Melanie was beginning to dislike what she was hearing. When would the guy just say it? She stopped thinking and just spoke: "Yes, I absolutely adore those younger than me – those aspiring young artists, there’s a lot of talent out there!" He smiled from behind the desk, knowing he had a loyal employee before him. "The orders for your debut album are looking quite good, and we have already ensured two local music stores three hundred copies each..." She no longer cared what he was saying. Cash registers whirred in her mind, as she frantically tried to figure out six hundred multiplied by twelve, the cut she received on each album sold.

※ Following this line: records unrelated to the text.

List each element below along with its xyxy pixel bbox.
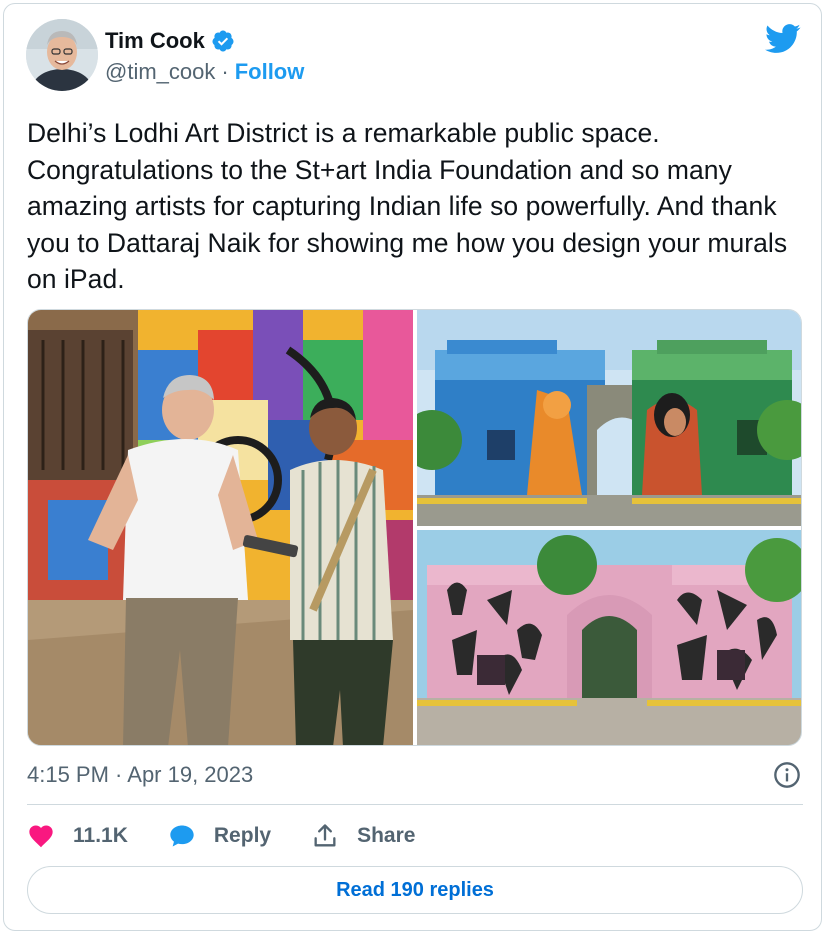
- info-icon[interactable]: [773, 761, 801, 789]
- reply-button[interactable]: Reply: [168, 822, 271, 850]
- heart-icon: [29, 825, 53, 848]
- author-name[interactable]: Tim Cook: [105, 28, 205, 54]
- separator-dot: ·: [221, 59, 229, 84]
- tweet-card: Tim Cook @tim_cook · Follow Delhi’s Lodh…: [3, 3, 822, 931]
- photo-blue-green-mural-building[interactable]: [417, 310, 801, 526]
- tweet-text: Delhi’s Lodhi Art District is a remarkab…: [27, 118, 788, 294]
- author-handle[interactable]: @tim_cook: [105, 59, 215, 85]
- photo-meeting-image: [28, 310, 413, 745]
- reply-bubble-icon: [170, 825, 194, 847]
- share-icon: [314, 824, 336, 847]
- avatar-image: [26, 19, 98, 91]
- photo-meeting-with-artist[interactable]: [28, 310, 413, 745]
- action-bar: 11.1K Reply Share: [27, 818, 455, 854]
- meta-row: 4:15 PM · Apr 19, 2023: [27, 760, 803, 790]
- author-name-row: Tim Cook: [105, 28, 235, 54]
- share-button[interactable]: Share: [311, 822, 415, 850]
- media-grid: [27, 309, 802, 746]
- photo-mural-building-image: [417, 310, 801, 526]
- avatar[interactable]: [26, 19, 98, 91]
- photo-pink-mural-building[interactable]: [417, 530, 801, 745]
- like-count: 11.1K: [73, 824, 128, 847]
- like-button[interactable]: 11.1K: [27, 822, 128, 850]
- reply-label: Reply: [213, 824, 272, 847]
- share-label: Share: [357, 824, 416, 847]
- verified-badge-icon: [212, 30, 234, 52]
- tweet-timestamp[interactable]: 4:15 PM · Apr 19, 2023: [27, 762, 253, 788]
- follow-button[interactable]: Follow: [235, 59, 305, 85]
- read-replies-button[interactable]: Read 190 replies: [27, 866, 803, 914]
- twitter-bird-icon[interactable]: [765, 24, 801, 54]
- photo-pink-building-image: [417, 530, 801, 745]
- author-handle-row: @tim_cook · Follow: [105, 59, 304, 85]
- divider: [27, 804, 803, 805]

Then there would be the local tours. Forty minute drives between venues, carrying her microphone and keyboard in tow.
Thompson's voice forced its way back into her mind, closing the empty cash registers before they were filled. "We have been forced to withdrawal these orders and..." The fireworks began in her mind. There was competition! She would surely make three times as much! He removed a cheque from the same folder as his voice, now pleasant music to her continued: "Your payment." He slid the cheque across the table face down. "That's all we can do for you, and I'm afraid you're going to have to find another studio."